Die Stimme senkt sich jäh. Statt des wutentbrannten Kongolesen hören wir den sarkastischen SorbonneAbsolventen.

Haj: Mein Vater hat sich unter Wert verkauft. Er hat es versäumt, das Maximum für sich herauszuschlagen, und ich hole dieses Versäumnis nach. Der angepaßte Preis beträgt drei Millionen Dollar zusätzlich, andernfalls kommt der Handel nicht zustande. Eine Million für Bukavu, eine Million für Goma, und eine Million dafür, daß ihr mich hier verschnürt habt wie ein Postpaket und mit diesem Ding traktiert habt.

Also rufen Sie schon an bei Ihrem No-nameSyndikat und lassen Sie sich zu dem Kerl durchstellen, der ja sagt.

Philip feilscht und versucht dabei seine Würde zu wahren: In dem unwahrscheinlichen Fall, daß das Syndikat Hajs Offerte in Erwägung zieht, wie wäre es mit einer halben Million Dollar vorab und der Rest, wenn alles unter Dach und Fach ist? Hajs Antwort ist ein weiteres »Fuck off«, gefolgt von »You motherfucker«.

Tut mir leid, Sie so lange vernachlässigt zu haben, Brian, mein Lieber. Wie war’s bei Ihnen?

Sams Einmischung scheint aus einer anderen Welt zu kommen, aber ich nehme sie gelassen.

Ziemlich ereignislos, Sam. Mit vollem Mund spricht man nicht. Müssen wir nicht bald wieder hoch?

Doch, geht gleich weiter. Philip folgt nur noch rasch einem Ruf der Natur.
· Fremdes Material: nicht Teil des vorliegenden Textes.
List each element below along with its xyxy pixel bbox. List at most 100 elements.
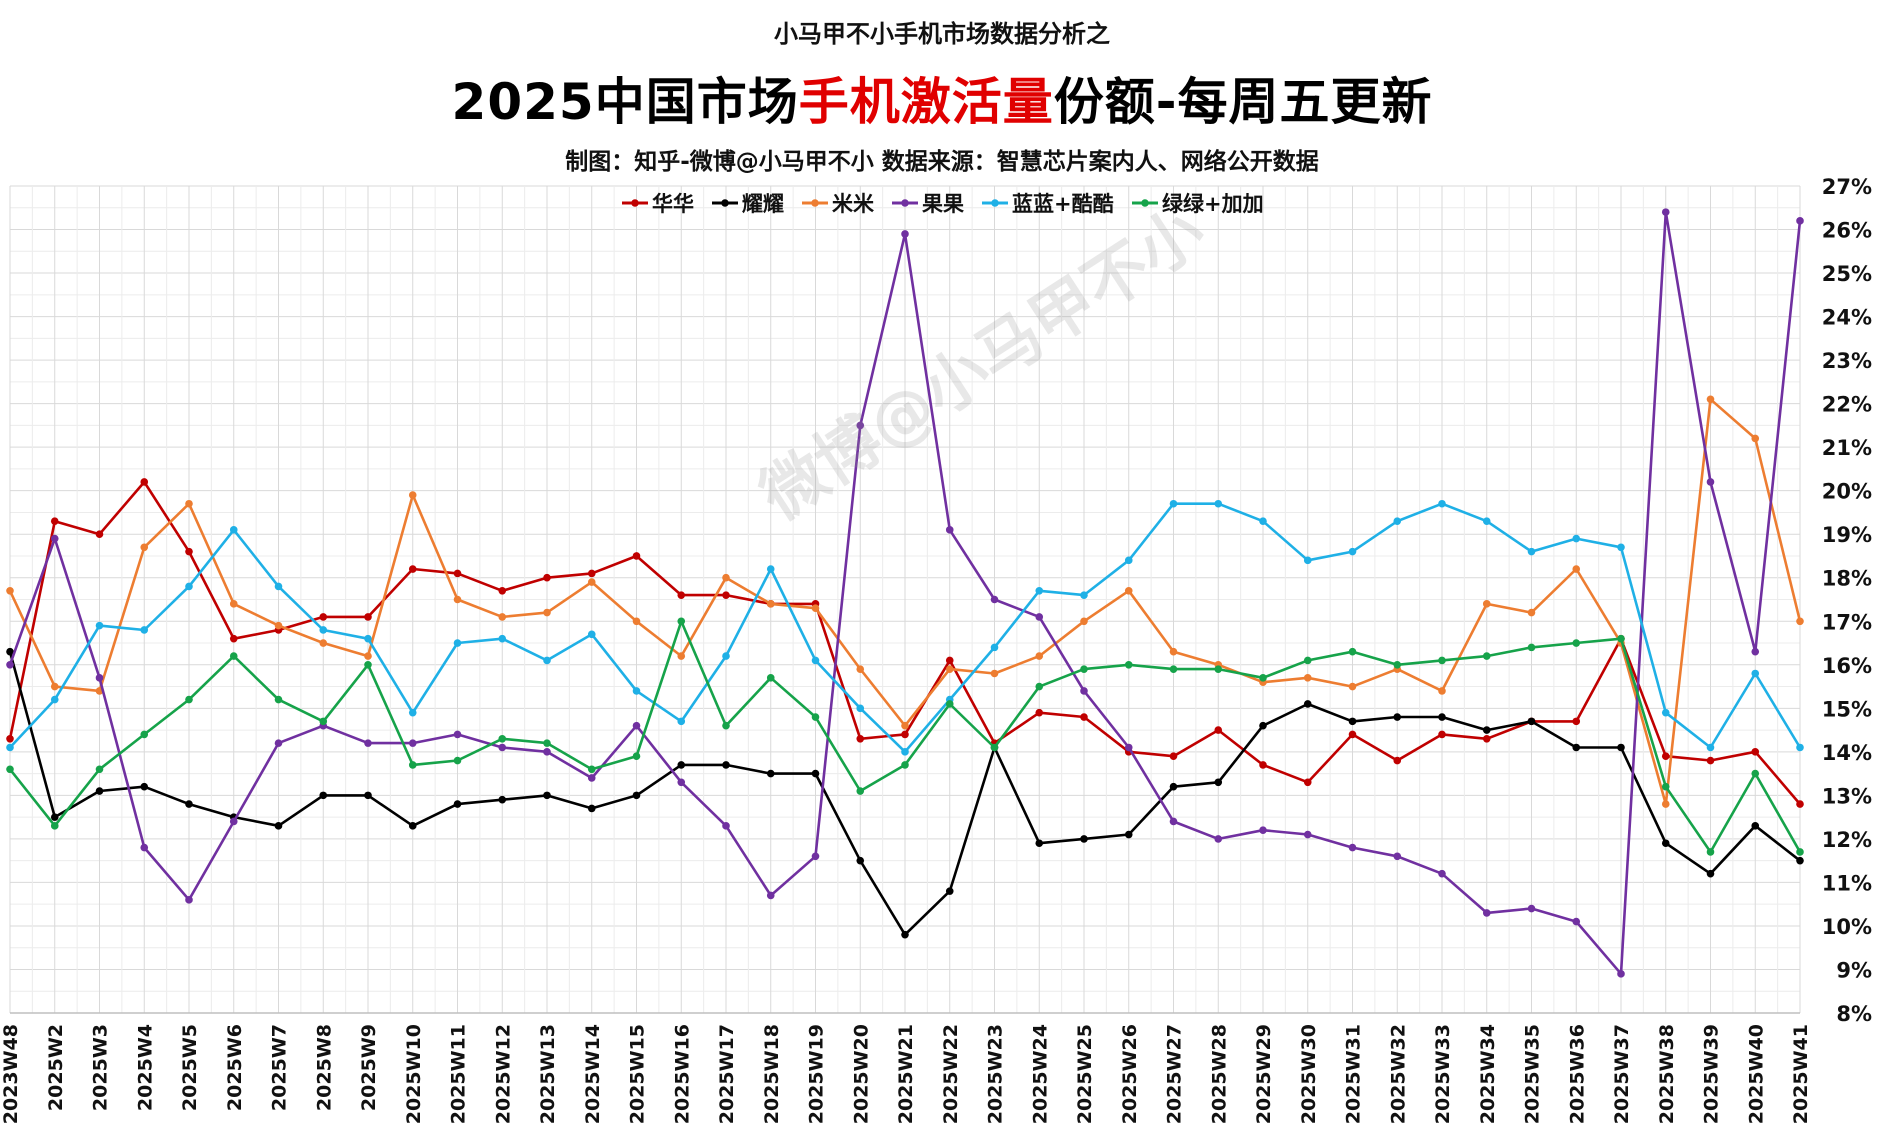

Die Tür schließt sich, und Haj klackt allein im Zimmer hin und her. Was macht er? Sich im Spiegel anstarren, stelle ich mir vor. Sieht man ihm an, daß er sich für drei Millionen Dollar verkauft hat, zahlbar bis Montag, falls alles klappt? Er fängt an zu summen. Das unterscheidet uns. Ich bin unmusikalisch. Mein Summen ist mir peinlich, selbst wenn ich allein bin. Aber Haj ist musikalisch, und er summt, um sich aufzuheitern. Vielleicht, um uns beide aufzuheitern. Und zum Klang seines Summens schlurft er schwerfällig durchs Zimmer. Er summt unser beider Schmach weg. Und dann singt er, und was er singt, ist anders als alles, was ich ihn bis dahin habe summen oder singen hören: ein Missionsschul-Reimgeklingel, das mir meine trüben Stunden in der Missions-Sonntagsschule zurückbringt. Wir stehen in Reih und Glied in unseren blauen Uniformen. Wir klatschen in die Hände und stampfen mit den Füßen, kloncklonk, und wir erzählen uns eine erbauliche Geschichte. Diese hier handelt von einem kleinen Mädchen, das dem lieben Gott gelobt hat, ihre Tugend zu verteidigen, komme, wer da wolle. Und zum Lohn hilft er ihr. Sooft sie in Versuchung gerät, langt er vom Himmel herab und führt sie zurück auf den rechten Pfad, klonk. Und als sie in den Tod geht, um nicht in die Fänge ihres bösen Onkels zu geraten, empfängt Gott sie am Himmelstor mit Engelschören. Kloncklonk.